From 0ffe042c70e0b665b6ae673b39713799618b9f02 Mon Sep 17 00:00:00 2001
From: Robert Haas <rhaas@postgresql.org>
Date: Thu, 19 Oct 2023 15:12:52 -0400
Subject: [PATCH 1/2] RelationTruncate must also set DELAY_CHKPT_START

Previously, it set only DELAY_CHKPT_COMPLETE. That was important,
because it meant that if the XLOG_SMGR_TRUNCATE record preceded a
XLOG_CHECKPOINT_ONLINE record in the WAL, then the truncation would
also happen on disk before the XLOG_CHECKPOINT_ONLINE record was
written.

However, it didn't guarantee that the sync request for the
truncation got processed before the XLOG_CHECKPOINT_ONLINE record
was written. By setting XLOG_CHKPT_START, we guarantee that if
an XLOG_SMGR_TRUNCATE record is written to WAL before the redo
pointer of some concurrent checkpoint, the sync request queued by
that operation must be processed by that checkpoint (rather than
being left for the following one).

Report by Thomas Munro. Patch by me.
---
 src/backend/catalog/storage.c | 27 ++++++++++++++++++++-------
 1 file changed, 20 insertions(+), 7 deletions(-)

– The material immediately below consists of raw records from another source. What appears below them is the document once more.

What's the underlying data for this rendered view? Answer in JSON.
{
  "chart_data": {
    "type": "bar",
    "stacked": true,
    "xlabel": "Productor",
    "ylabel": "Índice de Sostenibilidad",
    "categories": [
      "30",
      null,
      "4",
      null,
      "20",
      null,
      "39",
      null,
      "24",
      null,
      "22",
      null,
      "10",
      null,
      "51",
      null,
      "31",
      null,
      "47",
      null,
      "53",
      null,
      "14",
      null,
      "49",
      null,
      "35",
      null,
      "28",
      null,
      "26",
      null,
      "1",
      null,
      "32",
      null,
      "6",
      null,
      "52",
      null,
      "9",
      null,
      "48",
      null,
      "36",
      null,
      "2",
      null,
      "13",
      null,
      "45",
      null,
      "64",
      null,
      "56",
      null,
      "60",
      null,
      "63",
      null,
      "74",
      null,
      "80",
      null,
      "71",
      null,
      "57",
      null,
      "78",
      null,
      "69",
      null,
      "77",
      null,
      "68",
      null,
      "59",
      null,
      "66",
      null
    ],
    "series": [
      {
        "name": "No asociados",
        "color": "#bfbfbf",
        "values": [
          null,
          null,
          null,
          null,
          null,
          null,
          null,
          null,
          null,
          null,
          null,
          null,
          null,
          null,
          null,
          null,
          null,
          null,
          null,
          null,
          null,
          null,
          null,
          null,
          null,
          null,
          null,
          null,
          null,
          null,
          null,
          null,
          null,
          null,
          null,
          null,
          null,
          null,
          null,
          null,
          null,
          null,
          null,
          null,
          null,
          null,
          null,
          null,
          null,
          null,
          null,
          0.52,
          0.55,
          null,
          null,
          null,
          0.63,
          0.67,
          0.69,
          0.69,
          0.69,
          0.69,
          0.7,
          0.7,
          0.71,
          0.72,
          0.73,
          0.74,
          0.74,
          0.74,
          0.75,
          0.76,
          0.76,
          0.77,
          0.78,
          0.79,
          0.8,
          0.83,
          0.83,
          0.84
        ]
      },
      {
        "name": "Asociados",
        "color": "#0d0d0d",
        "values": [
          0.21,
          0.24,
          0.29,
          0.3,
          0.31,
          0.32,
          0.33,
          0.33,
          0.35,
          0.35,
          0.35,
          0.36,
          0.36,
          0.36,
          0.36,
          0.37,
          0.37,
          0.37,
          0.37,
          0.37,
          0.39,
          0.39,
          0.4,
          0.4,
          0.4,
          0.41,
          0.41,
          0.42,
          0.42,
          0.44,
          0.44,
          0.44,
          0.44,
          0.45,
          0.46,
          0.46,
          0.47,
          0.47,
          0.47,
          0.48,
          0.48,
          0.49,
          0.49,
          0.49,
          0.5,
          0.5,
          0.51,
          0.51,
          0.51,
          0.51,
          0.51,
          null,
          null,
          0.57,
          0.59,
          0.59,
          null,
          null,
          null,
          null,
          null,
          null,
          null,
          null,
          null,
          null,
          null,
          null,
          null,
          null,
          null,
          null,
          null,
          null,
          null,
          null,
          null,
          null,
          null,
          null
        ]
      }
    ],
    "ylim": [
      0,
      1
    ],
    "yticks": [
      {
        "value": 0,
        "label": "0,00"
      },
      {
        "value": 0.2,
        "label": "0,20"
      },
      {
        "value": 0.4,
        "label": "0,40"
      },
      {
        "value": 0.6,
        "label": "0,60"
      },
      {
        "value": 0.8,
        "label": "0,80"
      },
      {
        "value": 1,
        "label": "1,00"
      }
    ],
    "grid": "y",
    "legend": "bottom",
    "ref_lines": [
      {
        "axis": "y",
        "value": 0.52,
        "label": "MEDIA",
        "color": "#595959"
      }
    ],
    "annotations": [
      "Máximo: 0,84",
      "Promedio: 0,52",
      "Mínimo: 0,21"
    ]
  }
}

diff --git a/src/backend/catalog/storage.c b/src/backend/catalog/storage.c
index 93f07e49b7..bef4269368 100644
--- a/src/backend/catalog/storage.c
+++ b/src/backend/catalog/storage.c
@@ -336,20 +336,33 @@ RelationTruncate(Relation rel, BlockNumber nblocks)
 	RelationPreTruncate(rel);
 
 	/*
-	 * Make sure that a concurrent checkpoint can't complete while truncation
-	 * is in progress.
+	 * The code which follows can interact with concurrent checkpoints in two
+	 * separate ways.
 	 *
-	 * The truncation operation might drop buffers that the checkpoint
+	 * First, the truncation operation might drop buffers that the checkpoint
 	 * otherwise would have flushed. If it does, then it's essential that the
 	 * files actually get truncated on disk before the checkpoint record is
 	 * written. Otherwise, if reply begins from that checkpoint, the
 	 * to-be-truncated blocks might still exist on disk but have older
 	 * contents than expected, which can cause replay to fail. It's OK for the
 	 * blocks to not exist on disk at all, but not for them to have the wrong
-	 * contents.
+	 * contents. For this reason, we need to set DELAY_CHKPT_COMPLETE while
+	 * this code executes.
+	 *
+	 * Second, the call to smgrtruncate() below will in turn call
+	 * RegisterSyncRequest(). We need the sync request created by that call
+	 * to be processed before the checkpoint completes. CheckPointGuts()
+	 * will call ProcessSyncRequests(), but if we register our sync request
+	 * after that happens, then the WAL record for the truncation could end
+	 * up preceding the checkpoint record, while the actual sync doesn't happen
+	 * until the next checkpoint. To prevent that, we need to set
+	 * DELAY_CHKPT_START here. That way, if the XLOG_SMGR_TRUNCATE precedes
+	 * the redo pointer of a concurrent checkpoint, we're guaranteed that the
+	 * corresponding sync request will be processed before the checkpoint
+	 * completes.
 	 */
-	Assert((MyProc->delayChkptFlags & DELAY_CHKPT_COMPLETE) == 0);
-	MyProc->delayChkptFlags |= DELAY_CHKPT_COMPLETE;
+	Assert((MyProc->delayChkptFlags & (DELAY_CHKPT_START | DELAY_CHKPT_COMPLETE)) == 0);
+	MyProc->delayChkptFlags |= DELAY_CHKPT_START | DELAY_CHKPT_COMPLETE;
 
 	/*
 	 * We WAL-log the truncation before actually truncating, which means
@@ -397,7 +410,7 @@ RelationTruncate(Relation rel, BlockNumber nblocks)
 	smgrtruncate(RelationGetSmgr(rel), forks, nforks, blocks);
 
 	/* We've done all the critical work, so checkpoints are OK now. */
-	MyProc->delayChkptFlags &= ~DELAY_CHKPT_COMPLETE;
+	MyProc->delayChkptFlags &= ~(DELAY_CHKPT_START | DELAY_CHKPT_COMPLETE);
 
 	/*
 	 * Update upper-level FSM pages to account for the truncation. This is
-- 
2.37.1 (Apple Git-137.1)